In the Garden August 2015

By Peg Keenleyside

By the time we see that climate change is really bad, your ability to fix it is extremely limited… The carbon gets up there, but the heating effect is delayed. And then the effect of that heat on the species and ecosystem is delayed. That means that even when you turn virtuous, things are actually going to get worse for quite a while.

Bill Gates

Sweltering away in the heat of this wicked summer of drought in the garden, I’ve been musing about how we make the connection between climate change as a global phenomenon happening “somewhere out there,” and the small daily realities of life: the early bolting veggies, the vital ritual of watering, stressed out trees and shrubs. I wonder if it’s in this day-to-day experience outside in our gardens that we are more likely to make the visceral connection to the reality of climate change? And is it, perhaps, this personal connection that spurs us to some kind of change, some kind of “virtuous” new behavior, as Bill describes it?

A good visual map and descriptions of the extent of the severe to extreme drought in the U.S. are available on the National Integrated Drought Information System (NIDIS) website at The site is instructive about the new reality of water shortages for agriculture, and in the lakes and reservoirs we rely on for drinking and running water.

If you’re looking for a stick-it-on-the-fridge daily reminder for everyone in your house to use less water, print out the NIDIS drought map with this fact: Only .003 percent of water on Earth is freshwater available for human consumption.

Out in the garden we can use a variety of water conservation strategies this month which have now been imposed on residential property owners in Vancouver.

The first is to switch from sprinklers to soaker hoses and focus your watering ritual around the base of shrubs, plants and veggie beds in the early morning when evaporation rates are low. Deep-watering roots with a slow-drip soaker hose for at least an hour just once a week is what’s wanted.

For trees, especially young trees less than 15 feet tall, invest in some green tree watering bags that you place around the base of the trunks and fill with water. It looks like you’ll be using them for a few years to come. Like a soaker hose, the bags release water slowly, which means better uptake by the root capillaries. Municipal sites suggest refilling bags two times a week.

For watering hanging baskets, try taking them down once a week for a soak in a tub of water with some 20-20-20 soluble fertilizer. Dare I suggest you consider doing this in conjunction with your washing machine’s rinse water cycle?

If you have a lawn, just think virtuous thoughts and forget about it. Bill will write you a thank you note.

The second is to liberally top dress with mulch – at least 2 inches deep – around the garden. It will help the soil retain moisture and keep it cooler. Mulch also adds organic matter to your soil – a key building block to soil health.

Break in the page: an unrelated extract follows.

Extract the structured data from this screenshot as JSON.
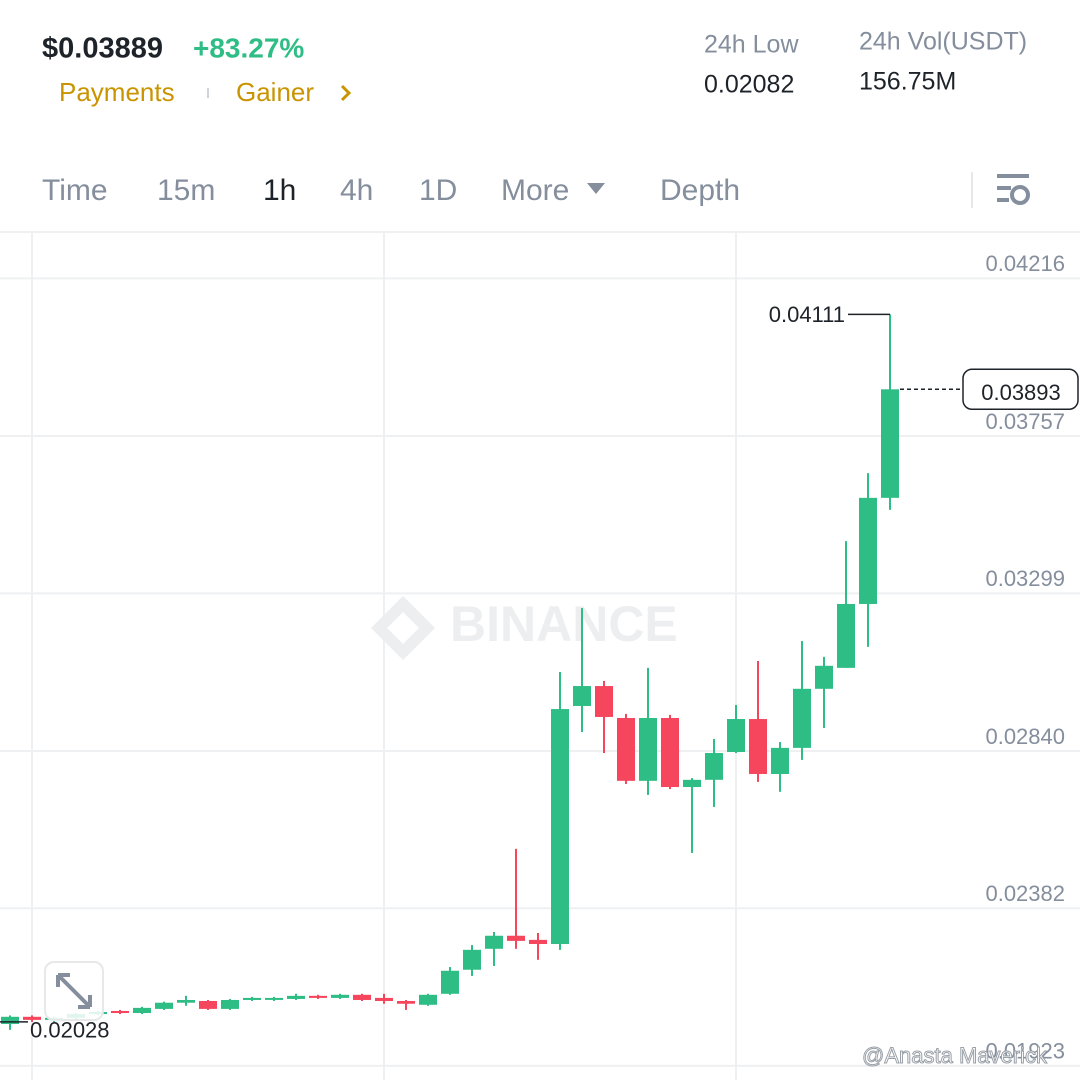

What to use as mulch? Wood chips and barks are a good-looking choice and are available commercially in bags or delivered by the yard. Mix in some granular slow-release fertilizer with bark mulches, as they tend to deplete the nitrogen in your soil. For the DIY gardener on a budget, a mix of wood chips and homegrown compost will do the trick. Un-composted lawn clippings are not recommended, as they tend to mat up and actually prevent water from getting through into the ground.

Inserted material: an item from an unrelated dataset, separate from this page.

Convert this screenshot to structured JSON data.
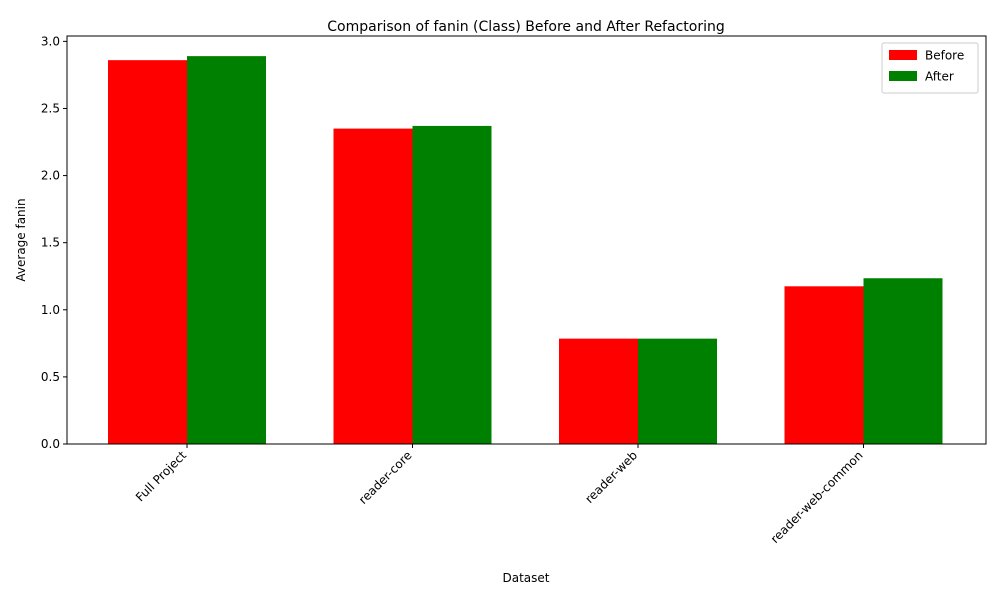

A third strategy is downsizing your lawn area in favor of garden beds that incorporate more rock-covered areas (called dry beds) and drought-friendly plants like perennial grasses and sedums (also known as succulents).

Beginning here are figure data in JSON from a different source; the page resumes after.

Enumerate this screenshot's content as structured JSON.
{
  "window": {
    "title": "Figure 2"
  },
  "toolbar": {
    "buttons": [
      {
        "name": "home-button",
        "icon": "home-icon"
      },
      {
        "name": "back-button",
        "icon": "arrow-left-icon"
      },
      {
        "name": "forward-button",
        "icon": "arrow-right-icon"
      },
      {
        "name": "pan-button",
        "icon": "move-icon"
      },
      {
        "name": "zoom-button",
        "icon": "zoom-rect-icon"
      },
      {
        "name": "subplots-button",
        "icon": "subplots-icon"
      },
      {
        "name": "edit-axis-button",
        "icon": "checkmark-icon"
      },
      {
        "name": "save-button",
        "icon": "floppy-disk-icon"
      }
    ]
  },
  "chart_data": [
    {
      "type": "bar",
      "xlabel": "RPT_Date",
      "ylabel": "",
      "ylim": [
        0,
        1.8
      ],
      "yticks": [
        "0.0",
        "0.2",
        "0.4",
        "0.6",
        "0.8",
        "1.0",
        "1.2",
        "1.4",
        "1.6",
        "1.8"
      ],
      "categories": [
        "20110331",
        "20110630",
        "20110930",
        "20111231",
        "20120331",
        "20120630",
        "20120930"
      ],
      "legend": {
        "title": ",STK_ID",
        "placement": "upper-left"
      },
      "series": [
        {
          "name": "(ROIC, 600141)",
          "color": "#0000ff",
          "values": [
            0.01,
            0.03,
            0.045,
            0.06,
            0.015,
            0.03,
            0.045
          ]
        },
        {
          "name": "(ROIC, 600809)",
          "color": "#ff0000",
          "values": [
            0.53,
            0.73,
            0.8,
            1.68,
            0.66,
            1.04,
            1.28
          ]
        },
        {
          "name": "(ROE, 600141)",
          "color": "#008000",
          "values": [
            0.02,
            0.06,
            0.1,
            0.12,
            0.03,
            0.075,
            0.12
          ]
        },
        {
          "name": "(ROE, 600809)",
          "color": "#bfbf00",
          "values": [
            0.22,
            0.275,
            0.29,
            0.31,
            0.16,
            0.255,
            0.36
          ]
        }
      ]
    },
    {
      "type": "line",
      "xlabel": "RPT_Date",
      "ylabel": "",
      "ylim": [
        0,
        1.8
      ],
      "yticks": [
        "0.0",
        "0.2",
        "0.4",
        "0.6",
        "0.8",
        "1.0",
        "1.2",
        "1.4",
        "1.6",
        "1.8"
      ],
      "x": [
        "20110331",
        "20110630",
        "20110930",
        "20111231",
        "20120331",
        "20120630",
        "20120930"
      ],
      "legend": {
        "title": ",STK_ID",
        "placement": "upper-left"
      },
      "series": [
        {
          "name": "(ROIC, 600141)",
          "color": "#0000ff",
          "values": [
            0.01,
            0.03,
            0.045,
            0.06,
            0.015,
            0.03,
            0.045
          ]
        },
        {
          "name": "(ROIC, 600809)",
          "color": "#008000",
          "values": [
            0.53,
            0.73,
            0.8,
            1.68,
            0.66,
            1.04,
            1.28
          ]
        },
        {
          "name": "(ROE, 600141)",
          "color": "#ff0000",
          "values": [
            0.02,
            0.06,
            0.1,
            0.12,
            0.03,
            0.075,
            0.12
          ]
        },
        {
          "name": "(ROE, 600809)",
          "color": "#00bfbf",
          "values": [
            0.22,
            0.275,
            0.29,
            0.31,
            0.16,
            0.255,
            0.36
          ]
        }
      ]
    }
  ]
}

A standout grass choice to plant like you would a hedge or as a dramatic feature in a border is the 5 to 6-foot high columnar feather reed grass “Karl Foerster” (Calamagrotis x acutiflora). This perennial grass looks truly fabulous planted in groups of three or more.

Grasses also look stunning in large pots. Go for a really big show with a grass like Micanthus x sinuses “Huron Sunrise” with its spiky late summer bronze-burgundy “blooms” atop tall, reedy stems. I like also some of the new taller growing burgundy colored sedums. Look for stonecrop “Purple Emperor” or “Jade Tuffet” at about 18 inches high.

The necessary beauty of late summer blooming shrubs and vines are a gardener’s balm to the drought-related problem of plants that have bloomed well ahead of their normal time.

The PeeGee hydrangea, paniculata “Gradiflora,” with its gorgeous large white pyramid-shaped blooms that morph to a dusky pinky orange sunset color in the early fall is a cool visual delight in the heat of August. This hydrangea forms a big bush and can be pruned into a tree shape over time.

Find yourself a late summer and early fall blooming clematis to grow up a fence or wall in Sweet Autumn Clematis paniculata. This cultivar (of which there are many in the clematis family) has masses of tiny white, fragrant flowers that are a tonic for the eye.

With new water-use strategies and adaptive planting choices, the virtuous response to climate change may just be to get out there and garden. And isn’t that exactly what we love to do?